Terrence smiled, a real smile, large as the ocean. "That's why I've gotta do it now, John. Nobody else will worry about it as much as me."

That's a total of almost 55 words, or almost 7%. Although I didn't make my goal, I did go a little bit beyond my comfort zone, which is important. Cutting isn't everything, but it's too easy to cut too little. You can always put words back in.

Where did the words come from? Why did I cut so few of them?
  • Unnecessary description. This is a tough one for me personally. What's "unnecessary"? In the original, I wrote, "His best work, a complete set of kitchen cabinets". But does the reader really need to know that it was "a complete set"? "Complete" was cut from the final version. You can do a "death by a thousand cuts" walkthrough of a manuscript just looking for this type of one- or two-word cut to be made, over and over again.


  • Slight phrase alterations. I have to read a document in "cutting mode" to handle this. I can't just be editing, although sometimes while editing I notice where little alterations can fit; I have to read with my mind set to bounce around a bunch of alternative phrases.

    For example, the original read, "His sons had worked with him when they were young men". The cut version says, "His sons had worked with him as young men". The trigger here was seeing "were": forms of "to be" very often can be reworked.

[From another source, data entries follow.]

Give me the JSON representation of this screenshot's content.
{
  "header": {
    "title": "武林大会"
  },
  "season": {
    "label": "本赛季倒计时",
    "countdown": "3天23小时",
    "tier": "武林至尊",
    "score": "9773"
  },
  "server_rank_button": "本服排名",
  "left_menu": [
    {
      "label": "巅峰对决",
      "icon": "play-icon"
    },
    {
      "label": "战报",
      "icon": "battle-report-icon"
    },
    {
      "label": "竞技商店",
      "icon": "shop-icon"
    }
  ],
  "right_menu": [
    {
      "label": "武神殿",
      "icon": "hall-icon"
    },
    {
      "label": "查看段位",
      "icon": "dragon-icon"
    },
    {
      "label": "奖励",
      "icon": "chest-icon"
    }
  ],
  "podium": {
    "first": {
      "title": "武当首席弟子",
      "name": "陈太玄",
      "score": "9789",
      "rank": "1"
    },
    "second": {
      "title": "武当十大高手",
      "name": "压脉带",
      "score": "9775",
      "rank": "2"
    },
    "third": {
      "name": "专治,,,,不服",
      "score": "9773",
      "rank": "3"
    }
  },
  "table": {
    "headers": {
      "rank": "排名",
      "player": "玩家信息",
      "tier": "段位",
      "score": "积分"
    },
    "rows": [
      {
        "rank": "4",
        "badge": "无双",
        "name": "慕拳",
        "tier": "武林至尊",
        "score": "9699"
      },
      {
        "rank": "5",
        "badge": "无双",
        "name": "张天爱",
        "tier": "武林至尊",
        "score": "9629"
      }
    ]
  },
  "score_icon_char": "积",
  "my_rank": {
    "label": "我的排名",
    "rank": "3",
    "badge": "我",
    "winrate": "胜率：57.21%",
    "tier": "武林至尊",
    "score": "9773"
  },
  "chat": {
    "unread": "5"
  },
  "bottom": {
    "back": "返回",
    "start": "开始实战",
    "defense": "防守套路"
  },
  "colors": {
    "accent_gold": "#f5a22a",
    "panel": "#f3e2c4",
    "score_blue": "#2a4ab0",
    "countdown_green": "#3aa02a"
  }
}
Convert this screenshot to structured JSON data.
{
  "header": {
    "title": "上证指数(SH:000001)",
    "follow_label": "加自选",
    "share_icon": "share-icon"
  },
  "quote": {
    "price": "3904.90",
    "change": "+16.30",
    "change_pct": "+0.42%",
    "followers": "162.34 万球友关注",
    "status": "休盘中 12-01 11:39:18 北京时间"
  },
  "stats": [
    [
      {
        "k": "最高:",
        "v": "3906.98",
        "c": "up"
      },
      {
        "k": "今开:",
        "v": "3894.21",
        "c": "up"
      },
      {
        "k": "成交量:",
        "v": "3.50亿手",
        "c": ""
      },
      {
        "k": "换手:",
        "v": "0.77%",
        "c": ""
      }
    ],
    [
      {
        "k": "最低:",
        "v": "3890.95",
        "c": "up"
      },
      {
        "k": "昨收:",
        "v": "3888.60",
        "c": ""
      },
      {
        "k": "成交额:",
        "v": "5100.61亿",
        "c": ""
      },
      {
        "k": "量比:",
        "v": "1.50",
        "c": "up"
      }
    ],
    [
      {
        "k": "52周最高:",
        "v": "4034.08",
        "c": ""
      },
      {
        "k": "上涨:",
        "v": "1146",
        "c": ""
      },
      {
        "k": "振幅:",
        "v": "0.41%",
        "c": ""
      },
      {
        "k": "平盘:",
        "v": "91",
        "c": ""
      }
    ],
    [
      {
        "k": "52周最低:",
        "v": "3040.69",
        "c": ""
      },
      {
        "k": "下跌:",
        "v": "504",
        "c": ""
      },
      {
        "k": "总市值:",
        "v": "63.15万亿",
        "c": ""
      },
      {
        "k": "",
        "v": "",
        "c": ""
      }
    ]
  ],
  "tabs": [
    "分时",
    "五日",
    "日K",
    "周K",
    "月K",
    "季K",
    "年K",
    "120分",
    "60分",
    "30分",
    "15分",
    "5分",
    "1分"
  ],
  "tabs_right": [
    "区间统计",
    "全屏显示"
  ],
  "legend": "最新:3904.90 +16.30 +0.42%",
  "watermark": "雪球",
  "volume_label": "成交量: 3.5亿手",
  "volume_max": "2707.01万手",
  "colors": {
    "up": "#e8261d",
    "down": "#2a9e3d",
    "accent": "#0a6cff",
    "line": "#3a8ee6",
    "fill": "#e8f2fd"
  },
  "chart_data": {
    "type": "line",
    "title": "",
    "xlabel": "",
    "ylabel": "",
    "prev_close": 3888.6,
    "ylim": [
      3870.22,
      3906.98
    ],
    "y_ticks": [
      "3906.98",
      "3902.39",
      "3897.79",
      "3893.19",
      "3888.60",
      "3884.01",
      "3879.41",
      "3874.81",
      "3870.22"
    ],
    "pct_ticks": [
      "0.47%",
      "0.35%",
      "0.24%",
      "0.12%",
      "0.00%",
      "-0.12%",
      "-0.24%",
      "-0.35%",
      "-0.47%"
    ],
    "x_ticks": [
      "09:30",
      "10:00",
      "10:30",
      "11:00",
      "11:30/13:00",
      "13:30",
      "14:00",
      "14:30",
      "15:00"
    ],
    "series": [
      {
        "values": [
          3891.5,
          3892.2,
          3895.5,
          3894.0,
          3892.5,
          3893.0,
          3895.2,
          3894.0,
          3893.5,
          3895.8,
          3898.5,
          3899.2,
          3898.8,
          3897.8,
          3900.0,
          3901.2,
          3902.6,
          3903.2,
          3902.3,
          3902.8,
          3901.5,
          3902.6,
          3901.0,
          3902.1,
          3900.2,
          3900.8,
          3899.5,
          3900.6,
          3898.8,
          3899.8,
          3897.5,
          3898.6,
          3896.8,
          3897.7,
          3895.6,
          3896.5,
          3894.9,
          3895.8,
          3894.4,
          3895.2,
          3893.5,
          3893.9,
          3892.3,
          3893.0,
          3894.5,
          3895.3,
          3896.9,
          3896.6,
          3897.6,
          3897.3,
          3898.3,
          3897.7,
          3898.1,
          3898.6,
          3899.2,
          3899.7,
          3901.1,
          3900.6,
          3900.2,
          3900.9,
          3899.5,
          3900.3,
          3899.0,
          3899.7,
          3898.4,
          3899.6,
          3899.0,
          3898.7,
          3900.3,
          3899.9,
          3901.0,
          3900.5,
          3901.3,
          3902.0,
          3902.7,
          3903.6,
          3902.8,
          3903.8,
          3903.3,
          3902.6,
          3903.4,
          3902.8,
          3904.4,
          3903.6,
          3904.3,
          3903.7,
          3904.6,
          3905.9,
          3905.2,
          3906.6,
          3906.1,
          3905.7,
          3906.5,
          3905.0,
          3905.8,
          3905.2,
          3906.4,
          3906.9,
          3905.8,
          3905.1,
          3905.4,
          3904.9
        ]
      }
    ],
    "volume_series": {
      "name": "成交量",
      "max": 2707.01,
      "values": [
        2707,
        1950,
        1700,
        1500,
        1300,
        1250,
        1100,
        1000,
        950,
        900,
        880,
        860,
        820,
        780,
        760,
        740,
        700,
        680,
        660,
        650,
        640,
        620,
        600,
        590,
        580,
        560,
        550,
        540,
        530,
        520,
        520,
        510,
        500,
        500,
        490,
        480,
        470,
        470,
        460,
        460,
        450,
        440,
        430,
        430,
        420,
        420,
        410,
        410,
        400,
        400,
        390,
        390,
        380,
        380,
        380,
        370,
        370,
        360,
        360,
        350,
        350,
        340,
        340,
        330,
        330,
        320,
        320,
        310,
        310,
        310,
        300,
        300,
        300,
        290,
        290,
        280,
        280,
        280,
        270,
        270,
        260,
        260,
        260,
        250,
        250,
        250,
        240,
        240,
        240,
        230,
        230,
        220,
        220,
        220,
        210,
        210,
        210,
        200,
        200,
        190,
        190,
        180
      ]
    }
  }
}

  • Reworking paragraphs. I do this a lot in my own work, but I don't do it often for other people. Too often, you can change what the text sounds like. When I reworked a paragraph in this example, I wasn't very comfortable with the results, but I think I'll sit on it for a while before I decide what to do. Here's the original:
    Terrence didn't want Alex to tell anyone what the design was for, but there was no way to keep it quiet. How could his wife miss an elongated hexagon stretching over a man-sized sheet of butcher paper? Once she knew, there was no keeping it from anyone. Shelley's phone call came just two days after Alex left the shop. The call wore him out, but at least he knew that Alex had already started working.
    ...and here's the final:
    Terrence didn't want anyone to know, but how could Alex's wife miss a man-sized hexagon traced on a sheet of butcher paper? She must have told Shelley, because she called Terrence just two days after Alex left the shop. The call wore him out, but at least he knew that Alex had started working.

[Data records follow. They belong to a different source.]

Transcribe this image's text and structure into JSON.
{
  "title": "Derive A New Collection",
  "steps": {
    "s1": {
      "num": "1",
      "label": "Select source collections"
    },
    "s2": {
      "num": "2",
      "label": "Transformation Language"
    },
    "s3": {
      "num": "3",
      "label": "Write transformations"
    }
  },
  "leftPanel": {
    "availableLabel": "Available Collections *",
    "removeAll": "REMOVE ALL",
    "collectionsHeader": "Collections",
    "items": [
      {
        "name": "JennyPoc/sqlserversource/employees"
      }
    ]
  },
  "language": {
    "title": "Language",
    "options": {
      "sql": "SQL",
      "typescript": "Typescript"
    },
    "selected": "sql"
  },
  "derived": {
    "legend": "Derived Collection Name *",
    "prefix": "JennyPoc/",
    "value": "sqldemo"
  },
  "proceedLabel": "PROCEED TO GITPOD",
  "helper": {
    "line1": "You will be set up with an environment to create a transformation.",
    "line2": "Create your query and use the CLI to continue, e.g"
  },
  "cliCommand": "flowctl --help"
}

    Word count: 54 vs. 75, or 28%.


  • Dialogue. Most dialogue isn't concise, so I couldn't easily cut superfluous phrases without sounding unnatural. Since most of this section was dialogue, I couldn't cut everything as far to the bone as I might like. When Alex says "All right, Dad. If that's what you want", either the first sentence or the second could be cut without changing the meaning; but that didn't sound like a real person talking. (To see whether something sounds natural, try reading the passage -- not just one sentence in isolation -- out loud.)

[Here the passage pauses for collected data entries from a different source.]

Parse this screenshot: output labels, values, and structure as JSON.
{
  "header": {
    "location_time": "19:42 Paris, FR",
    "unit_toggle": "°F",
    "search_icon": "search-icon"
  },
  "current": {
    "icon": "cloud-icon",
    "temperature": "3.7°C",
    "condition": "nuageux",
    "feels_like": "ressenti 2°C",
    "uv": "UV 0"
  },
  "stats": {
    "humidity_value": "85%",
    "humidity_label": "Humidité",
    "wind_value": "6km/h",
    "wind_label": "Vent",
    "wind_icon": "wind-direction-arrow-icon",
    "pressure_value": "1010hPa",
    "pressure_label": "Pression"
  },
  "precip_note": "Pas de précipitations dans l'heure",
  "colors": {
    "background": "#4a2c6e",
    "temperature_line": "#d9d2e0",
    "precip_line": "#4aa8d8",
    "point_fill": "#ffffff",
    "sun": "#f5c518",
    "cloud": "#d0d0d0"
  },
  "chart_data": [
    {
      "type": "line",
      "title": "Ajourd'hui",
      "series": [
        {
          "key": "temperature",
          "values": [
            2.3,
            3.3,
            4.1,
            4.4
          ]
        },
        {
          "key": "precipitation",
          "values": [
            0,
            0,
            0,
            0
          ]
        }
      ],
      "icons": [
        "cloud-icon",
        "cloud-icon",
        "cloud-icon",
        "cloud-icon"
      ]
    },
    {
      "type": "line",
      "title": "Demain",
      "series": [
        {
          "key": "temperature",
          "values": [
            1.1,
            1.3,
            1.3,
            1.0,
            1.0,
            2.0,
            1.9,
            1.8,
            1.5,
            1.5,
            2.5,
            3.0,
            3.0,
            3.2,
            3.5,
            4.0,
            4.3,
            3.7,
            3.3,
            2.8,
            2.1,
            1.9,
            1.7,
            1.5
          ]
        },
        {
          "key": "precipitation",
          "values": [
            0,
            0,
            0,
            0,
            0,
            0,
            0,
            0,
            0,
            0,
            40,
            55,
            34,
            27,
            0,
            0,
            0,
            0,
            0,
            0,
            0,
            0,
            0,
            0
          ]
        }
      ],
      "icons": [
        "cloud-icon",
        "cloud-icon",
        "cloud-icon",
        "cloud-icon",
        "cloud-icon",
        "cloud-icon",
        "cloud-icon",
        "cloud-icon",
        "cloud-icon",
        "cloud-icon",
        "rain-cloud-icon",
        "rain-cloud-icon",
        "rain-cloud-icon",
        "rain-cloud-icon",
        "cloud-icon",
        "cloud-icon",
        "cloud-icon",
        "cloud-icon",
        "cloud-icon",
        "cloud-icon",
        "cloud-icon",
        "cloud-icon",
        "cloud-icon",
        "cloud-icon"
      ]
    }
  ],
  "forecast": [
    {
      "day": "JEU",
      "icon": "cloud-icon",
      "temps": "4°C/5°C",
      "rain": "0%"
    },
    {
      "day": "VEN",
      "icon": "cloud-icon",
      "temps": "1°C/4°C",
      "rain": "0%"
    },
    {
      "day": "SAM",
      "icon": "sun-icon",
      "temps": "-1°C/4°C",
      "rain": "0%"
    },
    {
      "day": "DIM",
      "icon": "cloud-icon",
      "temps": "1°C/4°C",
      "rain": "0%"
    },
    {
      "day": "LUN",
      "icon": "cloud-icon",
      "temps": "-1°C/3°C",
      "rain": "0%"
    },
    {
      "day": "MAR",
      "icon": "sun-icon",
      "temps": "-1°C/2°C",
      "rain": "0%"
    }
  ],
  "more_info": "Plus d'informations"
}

    On the other hand, I had already decided that Terrence would be terse, so I could cut him in several spots: "And I'm going to do that" became "And I'll do that" (6 became 4), and "wormholes, right in the middle of some nice tight grain" became "wormholes, right smack in some nice tight grain" (10 became 8). That's a lot of effort for four words, but when you consider the original was 16 words, that's a 25% cut.

    There are other little spots where I edited Terrence down, too. "No, it's not. It's my coffin, so I get to decide what's creepy. I want it to be beautiful." became "No, it's not. It's my coffin, so I decide what's creepy. I want it beautiful." -- 19 becomes 15, for a 21% cut. After making that cut, I decided I liked it better anyway. It's less "perfect", and thus more real: I used cutting to help me find a character's voice.

    Finding a balance for your character is important. If all I were worried about was cutting, I'd cut either "right" or "smack": "wormholes, right in some nice tight grain" or "wormholes, smack in some nice tight grain". It didn't sound right, though, so I left it.